参与者/材料、地点、方法:通过 MyJourney 及其可行性研究的社交媒体广告招募参与者。自我认定为 UPG 的人可以点击链接参与,其中 235 人被随机分组。通过在线调查评估与需求、可接受性、实施、实用性、适应性和有限疗效相关的措施。有限疗效测试的主要结果是幸福感,使用世界卫生组织幸福感指数 (WHO-5) 进行衡量。
参与率和保留率分别为 58.3%、31.7%(T2)和 45.2%(仅干预组的 T3)。邀请注册 MyJourney 的参与者中,91 人(76.5%)注册了账户,51 人(47.2%)完成了 MyJourney 的第一步,12 人(11.1%)完成了六个步骤(足够剂量),6 人(5.6%)在建议的 10 周内完成了所有步骤。可接受性在 2.79(成功支持)到 4.42(易于理解)之间,满分 1(完全不可接受)到 5(非常可接受)。完成足够剂量的平均时间为 15.6 小时(SD=18.15),完成所有步骤的平均时间为 12.4 小时(SD=18.15),使用葡萄牙语和英语的参与者之间没有差异。修改后的意向治疗分析显示,干预组的幸福感从 T1 到 T2 中度增加(ηp2=0.156,MD=9.300(2.285,16.315)),对照组没有变化(ηp2=0.000,MD=0.047(-3.265,3.358))。过程评估中的参与者报告说 MyJourney 是必要的,满足了他们的支持需求(反映了高需求和可接受性),与 MyJourney 互动的推荐时间很短,他们的参与受到多种因素的影响,包括个人因素(例如时间不足)和与 MyJourney 相关的因素(例如提醒)。

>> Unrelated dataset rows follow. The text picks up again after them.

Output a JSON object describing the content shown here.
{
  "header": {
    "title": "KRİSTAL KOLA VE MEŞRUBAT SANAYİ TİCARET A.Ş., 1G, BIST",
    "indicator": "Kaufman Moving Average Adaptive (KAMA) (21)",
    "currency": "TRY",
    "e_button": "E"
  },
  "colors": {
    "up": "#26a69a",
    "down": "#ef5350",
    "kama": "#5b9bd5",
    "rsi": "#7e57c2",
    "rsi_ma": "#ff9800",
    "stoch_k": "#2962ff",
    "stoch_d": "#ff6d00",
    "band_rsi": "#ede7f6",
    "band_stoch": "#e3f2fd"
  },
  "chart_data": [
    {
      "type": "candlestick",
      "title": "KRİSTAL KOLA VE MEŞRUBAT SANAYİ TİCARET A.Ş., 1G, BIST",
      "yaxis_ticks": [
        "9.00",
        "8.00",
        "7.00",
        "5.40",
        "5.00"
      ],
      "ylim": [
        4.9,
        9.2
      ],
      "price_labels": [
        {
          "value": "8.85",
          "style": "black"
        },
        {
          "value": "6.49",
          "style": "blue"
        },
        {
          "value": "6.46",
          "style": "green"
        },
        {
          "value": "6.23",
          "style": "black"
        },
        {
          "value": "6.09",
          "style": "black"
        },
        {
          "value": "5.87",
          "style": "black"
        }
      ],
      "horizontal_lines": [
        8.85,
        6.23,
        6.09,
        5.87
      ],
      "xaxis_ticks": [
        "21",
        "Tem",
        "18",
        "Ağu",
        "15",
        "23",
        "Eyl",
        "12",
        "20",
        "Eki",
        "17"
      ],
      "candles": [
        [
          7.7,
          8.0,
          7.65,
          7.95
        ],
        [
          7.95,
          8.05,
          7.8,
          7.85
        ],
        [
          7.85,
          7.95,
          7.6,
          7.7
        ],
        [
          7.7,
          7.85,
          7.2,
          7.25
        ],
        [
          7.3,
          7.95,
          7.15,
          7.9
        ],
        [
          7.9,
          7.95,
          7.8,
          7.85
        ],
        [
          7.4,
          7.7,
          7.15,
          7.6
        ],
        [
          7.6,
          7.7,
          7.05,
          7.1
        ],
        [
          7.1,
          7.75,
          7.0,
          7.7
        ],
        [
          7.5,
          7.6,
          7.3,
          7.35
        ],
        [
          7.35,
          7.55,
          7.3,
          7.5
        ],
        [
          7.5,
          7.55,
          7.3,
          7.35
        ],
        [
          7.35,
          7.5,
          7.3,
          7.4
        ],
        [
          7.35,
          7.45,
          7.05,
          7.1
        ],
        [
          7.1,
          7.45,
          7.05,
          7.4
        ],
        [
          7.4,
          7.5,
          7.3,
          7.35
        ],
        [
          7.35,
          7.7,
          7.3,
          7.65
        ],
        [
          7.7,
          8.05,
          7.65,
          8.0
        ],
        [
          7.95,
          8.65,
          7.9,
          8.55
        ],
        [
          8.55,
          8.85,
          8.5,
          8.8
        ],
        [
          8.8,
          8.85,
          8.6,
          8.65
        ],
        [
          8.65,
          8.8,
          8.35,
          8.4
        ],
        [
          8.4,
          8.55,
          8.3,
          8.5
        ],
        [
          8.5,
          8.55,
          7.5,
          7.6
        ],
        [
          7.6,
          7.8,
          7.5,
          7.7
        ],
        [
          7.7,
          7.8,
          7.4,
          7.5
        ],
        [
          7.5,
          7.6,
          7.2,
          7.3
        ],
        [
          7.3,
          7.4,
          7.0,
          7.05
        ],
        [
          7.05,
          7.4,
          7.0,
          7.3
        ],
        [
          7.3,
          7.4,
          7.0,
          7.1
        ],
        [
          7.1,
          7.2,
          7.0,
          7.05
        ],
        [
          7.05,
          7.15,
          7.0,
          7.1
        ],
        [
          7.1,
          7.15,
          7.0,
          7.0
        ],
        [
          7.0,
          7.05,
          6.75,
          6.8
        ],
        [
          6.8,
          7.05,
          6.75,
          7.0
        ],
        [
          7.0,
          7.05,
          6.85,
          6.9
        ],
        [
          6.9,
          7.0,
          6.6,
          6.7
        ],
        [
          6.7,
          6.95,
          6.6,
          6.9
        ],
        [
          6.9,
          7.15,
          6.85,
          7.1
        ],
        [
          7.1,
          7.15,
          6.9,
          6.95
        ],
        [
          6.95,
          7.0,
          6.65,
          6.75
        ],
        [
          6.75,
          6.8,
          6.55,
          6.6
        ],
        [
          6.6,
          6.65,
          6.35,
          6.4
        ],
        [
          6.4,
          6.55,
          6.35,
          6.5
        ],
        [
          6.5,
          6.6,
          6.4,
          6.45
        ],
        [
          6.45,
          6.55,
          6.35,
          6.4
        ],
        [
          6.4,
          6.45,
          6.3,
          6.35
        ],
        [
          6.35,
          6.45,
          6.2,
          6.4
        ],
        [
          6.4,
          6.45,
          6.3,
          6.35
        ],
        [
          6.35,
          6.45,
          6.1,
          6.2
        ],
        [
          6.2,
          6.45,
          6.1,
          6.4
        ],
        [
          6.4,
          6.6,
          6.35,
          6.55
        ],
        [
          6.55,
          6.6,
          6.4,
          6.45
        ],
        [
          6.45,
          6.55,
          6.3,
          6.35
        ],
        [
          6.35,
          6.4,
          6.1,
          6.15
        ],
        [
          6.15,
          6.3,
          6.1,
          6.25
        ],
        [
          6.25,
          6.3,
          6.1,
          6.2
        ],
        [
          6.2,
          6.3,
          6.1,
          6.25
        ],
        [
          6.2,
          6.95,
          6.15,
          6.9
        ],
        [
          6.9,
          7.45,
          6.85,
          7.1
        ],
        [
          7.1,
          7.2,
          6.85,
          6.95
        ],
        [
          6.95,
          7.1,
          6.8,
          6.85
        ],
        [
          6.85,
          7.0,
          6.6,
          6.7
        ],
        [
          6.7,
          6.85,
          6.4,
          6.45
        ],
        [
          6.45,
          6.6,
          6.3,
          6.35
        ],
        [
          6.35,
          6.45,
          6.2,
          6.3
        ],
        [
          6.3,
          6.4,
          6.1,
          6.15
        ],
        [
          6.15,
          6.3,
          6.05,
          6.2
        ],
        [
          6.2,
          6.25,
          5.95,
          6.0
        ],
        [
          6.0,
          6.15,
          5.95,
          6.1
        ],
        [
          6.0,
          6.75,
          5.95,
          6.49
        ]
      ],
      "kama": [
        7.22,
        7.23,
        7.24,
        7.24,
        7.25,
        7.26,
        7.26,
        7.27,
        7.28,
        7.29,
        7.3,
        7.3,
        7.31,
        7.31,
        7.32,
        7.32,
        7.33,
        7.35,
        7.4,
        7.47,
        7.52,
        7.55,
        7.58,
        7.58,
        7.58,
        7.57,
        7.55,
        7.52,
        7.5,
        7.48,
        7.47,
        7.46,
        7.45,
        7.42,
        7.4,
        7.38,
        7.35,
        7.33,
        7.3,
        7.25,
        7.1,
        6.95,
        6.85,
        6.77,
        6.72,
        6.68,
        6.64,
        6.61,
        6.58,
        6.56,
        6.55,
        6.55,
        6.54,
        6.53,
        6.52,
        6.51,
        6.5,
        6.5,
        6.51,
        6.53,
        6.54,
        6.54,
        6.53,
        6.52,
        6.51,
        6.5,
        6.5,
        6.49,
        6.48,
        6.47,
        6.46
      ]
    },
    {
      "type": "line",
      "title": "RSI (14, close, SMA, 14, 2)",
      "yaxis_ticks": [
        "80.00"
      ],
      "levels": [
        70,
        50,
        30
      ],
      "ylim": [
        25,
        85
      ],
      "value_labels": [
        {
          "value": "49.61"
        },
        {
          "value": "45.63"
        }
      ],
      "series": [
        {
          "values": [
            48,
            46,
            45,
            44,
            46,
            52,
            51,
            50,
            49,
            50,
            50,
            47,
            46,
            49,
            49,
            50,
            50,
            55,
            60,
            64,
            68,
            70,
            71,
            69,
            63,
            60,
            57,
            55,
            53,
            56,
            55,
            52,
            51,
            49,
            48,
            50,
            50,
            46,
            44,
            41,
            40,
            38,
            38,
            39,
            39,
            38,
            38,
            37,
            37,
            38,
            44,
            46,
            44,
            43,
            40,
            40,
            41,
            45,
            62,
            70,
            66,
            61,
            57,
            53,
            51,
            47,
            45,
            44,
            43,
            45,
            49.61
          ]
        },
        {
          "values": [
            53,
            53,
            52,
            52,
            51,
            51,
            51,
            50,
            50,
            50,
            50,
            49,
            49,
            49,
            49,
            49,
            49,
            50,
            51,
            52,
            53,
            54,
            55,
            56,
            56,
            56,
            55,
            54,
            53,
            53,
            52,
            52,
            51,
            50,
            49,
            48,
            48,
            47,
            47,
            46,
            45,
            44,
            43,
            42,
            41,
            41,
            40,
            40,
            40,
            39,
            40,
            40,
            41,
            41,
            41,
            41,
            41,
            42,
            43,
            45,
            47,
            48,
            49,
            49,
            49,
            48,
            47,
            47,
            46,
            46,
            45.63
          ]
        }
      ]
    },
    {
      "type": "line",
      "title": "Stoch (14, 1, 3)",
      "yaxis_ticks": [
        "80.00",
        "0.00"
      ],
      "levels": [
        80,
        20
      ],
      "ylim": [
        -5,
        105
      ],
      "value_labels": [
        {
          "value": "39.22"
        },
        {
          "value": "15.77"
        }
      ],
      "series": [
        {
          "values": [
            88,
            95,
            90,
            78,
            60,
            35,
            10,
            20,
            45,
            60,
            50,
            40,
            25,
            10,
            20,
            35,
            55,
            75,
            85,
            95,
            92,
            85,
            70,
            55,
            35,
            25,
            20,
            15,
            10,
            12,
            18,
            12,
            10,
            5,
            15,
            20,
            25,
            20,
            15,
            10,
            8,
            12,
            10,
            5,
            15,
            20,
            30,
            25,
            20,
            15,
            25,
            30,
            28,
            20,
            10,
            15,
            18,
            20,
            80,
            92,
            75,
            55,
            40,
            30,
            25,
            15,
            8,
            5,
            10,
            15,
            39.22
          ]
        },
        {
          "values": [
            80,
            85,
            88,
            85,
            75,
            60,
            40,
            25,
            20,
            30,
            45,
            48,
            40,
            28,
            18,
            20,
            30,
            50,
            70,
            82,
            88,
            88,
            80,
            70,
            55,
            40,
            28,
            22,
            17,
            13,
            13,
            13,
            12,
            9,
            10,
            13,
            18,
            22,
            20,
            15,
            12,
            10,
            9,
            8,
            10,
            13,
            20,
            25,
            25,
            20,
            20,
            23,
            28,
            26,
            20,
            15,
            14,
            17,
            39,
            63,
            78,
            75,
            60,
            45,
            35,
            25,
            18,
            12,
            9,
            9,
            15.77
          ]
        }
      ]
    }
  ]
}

局限性、谨慎的原因:参与者主要是白人、受过良好教育、有工作、没有孩子的女性。非盲分配、使用自我报告的问卷调查评估以及干预组的高失访率可能会引发有利于 MyJourney 积极评价的偏差,并导致有限疗效结果的 T2 到 T3 变化的检测能力较低。
MyJourney 可以进行疗效测试,但未来的工作应消除参与障碍,并探索提高依从性的策略。希望支持 UPG 人群的实体现在有了一个免费的、有前途的资源,可以在不同的环境中进一步测试和评估。
研究资金/利益冲突:MyJourney 的开发得到了葡萄牙生育协会、卡迪夫大学和科英布拉大学(CINEICC)的慈善机构的资助。S.G. 博士报告了与 Ferring 制药公司、Access Fertility、SONA-Pharm LLC、Meridiano Congress International 和 Gedeon Richter 的咨询费,以及 Merck Serono Ltd. 的资助。Bethan Rowbottom 持有卡迪夫大学心理学系的博士奖学金。其他作者没有利益冲突。
ClinicalTrials.gov NCT04850482。